Los Angeles Times Article – July 8th, 2017

“There are many reasons people may be barred from entering the state of Israel. If they present a risk of criminal or terrorist activity, for instance. If they tell lies at the border or don’t cooperate with border officials. If they’re suspected of trying to immigrate illegally.

But now Israel has added a new rule — to implement a noxious law passed by the Knesset in March — requiring border authorities to refuse entry also to people who have publicly supported a boycott of the country. These visitors would be turned away not because they are suspected of a crime or pose a security risk, but because they have expressed an opinion in favor of a nonviolent protest movement that is unpopular in the country.

Frankly, this is not an attempt to combat anti-Semitism, as some claim, nor will it end what the law’s backers call the “delegitimization” of the Jewish state. It is, rather, an attack on freedom of expression and on political dissent. It is a disappointing step backward for a country that routinely boasts of its robust democracy and presents itself up as a bastion of freedom in an unfree part of the world.

Truly free countries tolerate peaceful dissent.

The law was passed to battle the growing boycott, divestment and sanctions movement. The loosely organized BDS movement, begun more than a decade ago and modeled on the international boycott campaign that targeted South Africa under apartheid, calls on people and companies to boycott Israel until it ends its occupation of “all Arab lands,” tears down its border barrier separating Israelis from Palestinians, ensures equal legal rights for Arab citizens and acknowledges the right of Palestinian refugees to return to the former homes of their families in Israel.

Some supporters of BDS accept the “two-state solution” in which a secure Israel and an independent Palestine would exist side by side; others don’t. Over time, alternative boycott calls have emerged: Some critics of Israel’s policies, for instance, call for a boycott only of goods produced in Israeli settlements; others would target all Israeli goods. The new law does not distinguish between the two.

It is not entirely clear whether the government intends to keep out only leaders of the BDS movement or whether the law could be applied equally to, say, a college student who has posted a pro-boycott message on Facebook. According to the newspaper Haaretz, Strategic Affairs Minister Gilad Erdan wants to set up a database of Israeli citizens who promote or support BDS; the government already has created an “intelligence unit” to gather information on BDS activists from abroad, the newspaper reported.

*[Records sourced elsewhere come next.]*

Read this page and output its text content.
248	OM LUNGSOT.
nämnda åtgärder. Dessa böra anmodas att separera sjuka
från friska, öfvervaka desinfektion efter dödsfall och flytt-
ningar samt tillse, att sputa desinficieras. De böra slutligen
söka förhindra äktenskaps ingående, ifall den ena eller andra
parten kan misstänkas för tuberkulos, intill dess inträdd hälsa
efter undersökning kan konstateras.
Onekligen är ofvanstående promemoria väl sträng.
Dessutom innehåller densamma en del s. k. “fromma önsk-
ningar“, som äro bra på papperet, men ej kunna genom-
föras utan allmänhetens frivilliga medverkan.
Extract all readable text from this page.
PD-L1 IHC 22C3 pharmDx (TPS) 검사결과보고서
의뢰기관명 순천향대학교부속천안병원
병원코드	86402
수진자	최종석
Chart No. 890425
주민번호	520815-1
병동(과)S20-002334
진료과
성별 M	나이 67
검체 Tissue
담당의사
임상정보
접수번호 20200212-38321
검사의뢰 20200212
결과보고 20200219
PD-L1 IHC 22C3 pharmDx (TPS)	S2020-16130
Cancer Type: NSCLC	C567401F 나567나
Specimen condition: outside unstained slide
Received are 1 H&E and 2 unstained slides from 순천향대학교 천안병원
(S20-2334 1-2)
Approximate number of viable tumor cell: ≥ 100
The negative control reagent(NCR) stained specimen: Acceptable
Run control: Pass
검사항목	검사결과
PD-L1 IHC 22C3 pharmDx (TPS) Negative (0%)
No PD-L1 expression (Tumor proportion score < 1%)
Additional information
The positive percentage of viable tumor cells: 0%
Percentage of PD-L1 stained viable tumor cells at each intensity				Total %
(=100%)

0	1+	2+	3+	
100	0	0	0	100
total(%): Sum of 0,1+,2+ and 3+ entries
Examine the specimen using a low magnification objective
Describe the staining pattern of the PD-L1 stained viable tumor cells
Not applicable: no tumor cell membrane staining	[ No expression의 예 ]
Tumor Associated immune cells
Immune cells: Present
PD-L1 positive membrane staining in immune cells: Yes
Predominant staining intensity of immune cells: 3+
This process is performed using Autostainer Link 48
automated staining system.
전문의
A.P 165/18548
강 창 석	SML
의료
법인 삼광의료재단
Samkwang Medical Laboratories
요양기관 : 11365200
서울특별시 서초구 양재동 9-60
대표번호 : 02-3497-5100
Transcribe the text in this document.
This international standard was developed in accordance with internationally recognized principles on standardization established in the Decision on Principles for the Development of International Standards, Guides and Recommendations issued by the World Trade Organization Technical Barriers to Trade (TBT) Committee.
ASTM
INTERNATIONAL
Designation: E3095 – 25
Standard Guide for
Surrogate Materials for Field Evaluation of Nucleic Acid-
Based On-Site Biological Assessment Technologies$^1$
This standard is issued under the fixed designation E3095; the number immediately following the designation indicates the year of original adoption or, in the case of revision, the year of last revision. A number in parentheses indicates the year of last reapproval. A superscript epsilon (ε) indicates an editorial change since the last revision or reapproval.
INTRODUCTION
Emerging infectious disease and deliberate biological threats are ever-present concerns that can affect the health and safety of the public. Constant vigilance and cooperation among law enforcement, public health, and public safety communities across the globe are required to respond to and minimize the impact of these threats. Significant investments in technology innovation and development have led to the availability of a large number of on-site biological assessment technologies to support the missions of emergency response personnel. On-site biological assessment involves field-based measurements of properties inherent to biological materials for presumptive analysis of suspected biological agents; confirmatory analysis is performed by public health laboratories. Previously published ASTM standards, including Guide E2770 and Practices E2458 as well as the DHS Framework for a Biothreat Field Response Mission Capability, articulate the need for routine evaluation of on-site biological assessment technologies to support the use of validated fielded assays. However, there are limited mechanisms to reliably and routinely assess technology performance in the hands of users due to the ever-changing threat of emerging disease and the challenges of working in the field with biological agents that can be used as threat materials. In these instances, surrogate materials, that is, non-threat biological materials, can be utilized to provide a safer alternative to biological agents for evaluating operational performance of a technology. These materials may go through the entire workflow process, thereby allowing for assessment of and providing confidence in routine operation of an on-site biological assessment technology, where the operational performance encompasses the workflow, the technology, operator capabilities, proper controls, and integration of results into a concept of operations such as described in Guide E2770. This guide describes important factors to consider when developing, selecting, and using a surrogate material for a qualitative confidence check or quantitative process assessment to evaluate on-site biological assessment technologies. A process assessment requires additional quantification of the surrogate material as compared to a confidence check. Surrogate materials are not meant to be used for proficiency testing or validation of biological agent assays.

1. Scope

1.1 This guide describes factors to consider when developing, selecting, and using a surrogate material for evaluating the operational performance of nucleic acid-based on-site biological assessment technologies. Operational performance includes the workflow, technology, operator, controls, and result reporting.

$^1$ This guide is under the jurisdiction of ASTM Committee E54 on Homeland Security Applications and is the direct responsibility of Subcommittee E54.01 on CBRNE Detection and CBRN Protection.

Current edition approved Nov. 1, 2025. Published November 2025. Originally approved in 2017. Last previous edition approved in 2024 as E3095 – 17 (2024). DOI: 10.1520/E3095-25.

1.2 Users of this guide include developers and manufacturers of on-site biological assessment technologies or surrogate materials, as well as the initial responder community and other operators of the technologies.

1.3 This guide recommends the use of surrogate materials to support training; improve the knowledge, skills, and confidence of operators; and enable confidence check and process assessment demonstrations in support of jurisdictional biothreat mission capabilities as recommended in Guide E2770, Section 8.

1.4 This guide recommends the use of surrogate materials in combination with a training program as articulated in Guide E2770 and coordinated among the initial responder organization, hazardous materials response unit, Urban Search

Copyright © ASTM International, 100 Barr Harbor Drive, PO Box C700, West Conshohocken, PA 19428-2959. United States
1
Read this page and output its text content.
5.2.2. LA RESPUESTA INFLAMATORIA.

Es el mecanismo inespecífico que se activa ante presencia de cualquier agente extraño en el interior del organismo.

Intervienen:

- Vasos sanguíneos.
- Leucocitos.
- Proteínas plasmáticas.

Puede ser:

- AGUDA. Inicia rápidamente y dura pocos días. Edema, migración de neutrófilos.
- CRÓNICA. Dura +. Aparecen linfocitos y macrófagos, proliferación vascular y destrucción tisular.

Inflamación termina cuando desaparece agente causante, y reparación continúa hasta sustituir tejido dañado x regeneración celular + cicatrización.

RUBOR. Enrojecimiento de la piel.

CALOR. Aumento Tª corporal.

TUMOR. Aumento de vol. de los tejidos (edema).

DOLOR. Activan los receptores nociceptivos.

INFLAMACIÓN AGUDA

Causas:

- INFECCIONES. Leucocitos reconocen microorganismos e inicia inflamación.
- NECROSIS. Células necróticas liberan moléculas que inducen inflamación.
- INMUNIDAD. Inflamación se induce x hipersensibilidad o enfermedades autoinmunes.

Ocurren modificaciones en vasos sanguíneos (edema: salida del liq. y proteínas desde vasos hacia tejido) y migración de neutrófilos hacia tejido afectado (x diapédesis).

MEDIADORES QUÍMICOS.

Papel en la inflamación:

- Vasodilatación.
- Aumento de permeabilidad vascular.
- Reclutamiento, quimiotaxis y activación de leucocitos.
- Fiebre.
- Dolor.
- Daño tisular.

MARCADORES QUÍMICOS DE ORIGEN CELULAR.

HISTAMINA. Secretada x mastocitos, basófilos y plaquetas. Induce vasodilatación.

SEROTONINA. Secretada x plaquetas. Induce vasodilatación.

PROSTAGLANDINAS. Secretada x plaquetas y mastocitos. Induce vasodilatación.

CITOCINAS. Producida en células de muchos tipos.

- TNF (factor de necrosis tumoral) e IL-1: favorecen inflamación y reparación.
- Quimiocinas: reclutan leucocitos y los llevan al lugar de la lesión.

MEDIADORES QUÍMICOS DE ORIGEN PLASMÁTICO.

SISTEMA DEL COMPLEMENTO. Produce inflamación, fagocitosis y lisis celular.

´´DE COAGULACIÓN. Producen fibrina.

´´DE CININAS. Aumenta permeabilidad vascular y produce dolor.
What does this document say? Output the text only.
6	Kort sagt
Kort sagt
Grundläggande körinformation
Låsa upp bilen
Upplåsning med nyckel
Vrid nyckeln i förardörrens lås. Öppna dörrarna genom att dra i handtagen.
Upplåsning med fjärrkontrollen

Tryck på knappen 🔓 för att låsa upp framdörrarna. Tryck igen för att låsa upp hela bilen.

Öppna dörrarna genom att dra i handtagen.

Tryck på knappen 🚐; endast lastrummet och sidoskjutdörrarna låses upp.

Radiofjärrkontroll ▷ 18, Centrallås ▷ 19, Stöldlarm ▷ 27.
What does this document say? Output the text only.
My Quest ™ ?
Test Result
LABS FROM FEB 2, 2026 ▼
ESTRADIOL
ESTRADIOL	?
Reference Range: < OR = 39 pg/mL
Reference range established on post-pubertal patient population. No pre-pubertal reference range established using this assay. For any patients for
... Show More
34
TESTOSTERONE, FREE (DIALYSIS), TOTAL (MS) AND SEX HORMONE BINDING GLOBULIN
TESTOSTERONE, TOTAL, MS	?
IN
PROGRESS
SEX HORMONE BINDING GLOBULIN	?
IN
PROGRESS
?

Refusing entry to the country’s critics isn’t unprecedented; Israel has turned away travelers for political reasons in the past, including denying a visa earlier this year to a researcher from Human Rights Watch. It has also restricted the foreign travel of Omar Barghouti, one of the founders of the BDS movement.

Some other governments have rallied to support Israel. In France, for instance, an appeals court upheld “hate crime” convictions for several supporters of BDS. In the U.S., a number of states have enacted laws barring their agencies from doing business with companies or individuals that endorse boycotts against Israel.

This page has never called for a boycott, divestment or sanctions against Israel and has been consistent for decades in supporting a two-state solution. But whether one agrees with the goals of BDS or not, the fact remains that boycotts are a form of speech, a classic tool of peaceful political expression.

Israel, a country that has faced more than its share of wars, terrorism and other violent threats, has over the years built a strong democracy marked by vigorous debate and a tolerance of alternative points of view, at least for its own citizens inside its own borders. It should not backslide.

Truly free countries tolerate peaceful dissent. The 50-year occupation of the Palestinian territories seized during the Six-Day War has gone on for too long and must eventually be brought to an end. For Israeli authorities to demonize — or exclude — those who publicly oppose it is a terrible mistake.”